SOCI 5325. READING THE QUALITATIVE CLASSICS. 3 Hours.
What makes a classic a classic? In this seminar course we will sample-read, examine, and analyze-the wealth of "classic" ethnographies within the field of Sociology. We will study the classics with an eye to exploring the qualities that make these exemplary texts which often connect people to and excite them about the field of Sociology.
SOCI 5326. SOCIAL MOVEMENTS. 3 Hours.
Examines core concepts and theoretical perspectives in social movements. Topics include recruitment and participation, tactics in activism, countermobilization, repression, and the effectiveness of movements in changing both policy and cultural norms.
SOCI 5330. SEMINARS IN SOCIAL DIFFERENTIATION. 3 Hours.
In all human societies, perceptions of differences in individuals, social positions and groups arise and form a basis for social evaluation.
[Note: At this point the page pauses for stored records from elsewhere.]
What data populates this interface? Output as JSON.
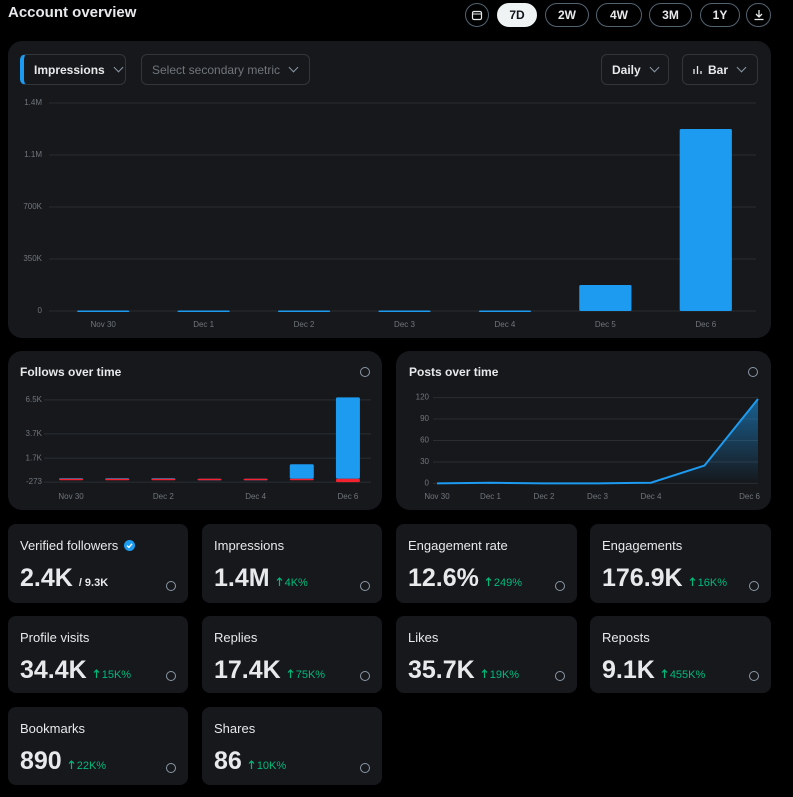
{
  "header": {
    "title": "Account overview",
    "ranges": [
      "7D",
      "2W",
      "4W",
      "3M",
      "1Y"
    ],
    "active_range": "7D"
  },
  "controls": {
    "primary_metric": "Impressions",
    "secondary_metric": "Select secondary metric",
    "interval": "Daily",
    "chart_style": "Bar"
  },
  "chart_data": [
    {
      "type": "bar",
      "categories": [
        "Nov 30",
        "Dec 1",
        "Dec 2",
        "Dec 3",
        "Dec 4",
        "Dec 5",
        "Dec 6"
      ],
      "values": [
        3000,
        3000,
        3000,
        3000,
        3000,
        175000,
        1225000
      ],
      "color": "#1d9bf0",
      "ylim": [
        0,
        1400000
      ],
      "yticks": [
        0,
        {
          "value": 350000,
          "label": "350K"
        },
        {
          "value": 700000,
          "label": "700K"
        },
        {
          "value": 1050000,
          "label": "1.1M"
        },
        {
          "value": 1400000,
          "label": "1.4M"
        }
      ],
      "grid": true
    },
    {
      "type": "bar",
      "title": "Follows over time",
      "categories": [
        "Nov 30",
        null,
        "Dec 2",
        null,
        "Dec 4",
        null,
        "Dec 6"
      ],
      "series": [
        {
          "color": "#1d9bf0",
          "values": [
            50,
            50,
            50,
            0,
            0,
            1200,
            6700
          ]
        },
        {
          "color": "#f4212e",
          "values": [
            -50,
            -50,
            -50,
            -50,
            -50,
            -50,
            -273
          ]
        }
      ],
      "ylim": [
        -500,
        6800
      ],
      "yticks": [
        -273,
        {
          "value": 1700,
          "label": "1.7K"
        },
        {
          "value": 3700,
          "label": "3.7K"
        },
        {
          "value": 6500,
          "label": "6.5K"
        }
      ],
      "grid": true
    },
    {
      "type": "line",
      "title": "Posts over time",
      "categories": [
        "Nov 30",
        "Dec 1",
        "Dec 2",
        "Dec 3",
        "Dec 4",
        null,
        "Dec 6"
      ],
      "values": [
        0,
        1,
        0,
        0,
        1,
        25,
        118
      ],
      "color": "#1d9bf0",
      "ylim": [
        -5,
        125
      ],
      "yticks": [
        0,
        30,
        60,
        90,
        120
      ],
      "grid": true
    }
  ],
  "cards": [
    {
      "label": "Verified followers",
      "value": "2.4K",
      "total": "/ 9.3K",
      "verified": true
    },
    {
      "label": "Impressions",
      "value": "1.4M",
      "change": "4K%"
    },
    {
      "label": "Engagement rate",
      "value": "12.6%",
      "change": "249%"
    },
    {
      "label": "Engagements",
      "value": "176.9K",
      "change": "16K%"
    },
    {
      "label": "Profile visits",
      "value": "34.4K",
      "change": "15K%"
    },
    {
      "label": "Replies",
      "value": "17.4K",
      "change": "75K%"
    },
    {
      "label": "Likes",
      "value": "35.7K",
      "change": "19K%"
    },
    {
      "label": "Reposts",
      "value": "9.1K",
      "change": "455K%"
    },
    {
      "label": "Bookmarks",
      "value": "890",
      "change": "22K%"
    },
    {
      "label": "Shares",
      "value": "86",
      "change": "10K%"
    }
  ]
}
Seminars in this area examine the processes involved in social differentiation, social evaluation, and resulting forms of social inequality. (May be repeated for credit when topics vary).
SOCI 5341. SEMINARS IN THEORY AND RESEARCH METHODS. 3 Hours.
Research methods seminars address a variety of issues related to quantitative and qualitative approaches to data collection and analysis. Theory courses offer extended treatment of topics in theory and theory construction, reflecting systematic efforts to understand the nature and operation of human society and social behavior. (May be repeated for credit when topics vary.).
SOCI 5385. NON-THESIS PROJECT. 3 Hours.
A written essay synthesizing the students' coursework in response to one of two supplied prompts. The topic and scope of the written project must be approved by the non-thesis committee chair. A final presentation of the project to the non-thesis committee, composed of the non-thesis committee chair and two additional members of the graduate faculty, is required.
SOCI 5388. RESEARCH PRACTICUM / INTERNSHIP. 3 Hours.
SOCI 5389. TEACHING SOCIOLOGY. 3 Hours.
To learn strategies of coping with practical problems of teaching undergraduate sociology, students assist one or more professors in lecture preparation, grading, and examination construction. Not to be counted toward the degree requirement.
SOCI 5392. CONFERENCE COURSE IN SOCIOLOGY. 3 Hours.
There is not currently a description listed for this course since the content varies.
SOCI 5393. THESIS SUBSTITUTE. 3 Hours.
An academic literature review, research design, or an internship report on a selected sociological topic of individual interest. The topic and scope of the written project must be approved by the final thesis committee, which is composed of three graduate faculty members. A proposal defense and a final oral defense of the project is required.
SOCI 5398. THESIS. 3 Hours.
SOCI 5698. THESIS. 6 Hours.
Substantial original empirical or theoretical research project on a sociological topic of individual interest. The topic and scope of the written project must be approved by the final thesis committee, which is composed of three graduate faculty members. A proposal defense and a final oral defense of the project is required.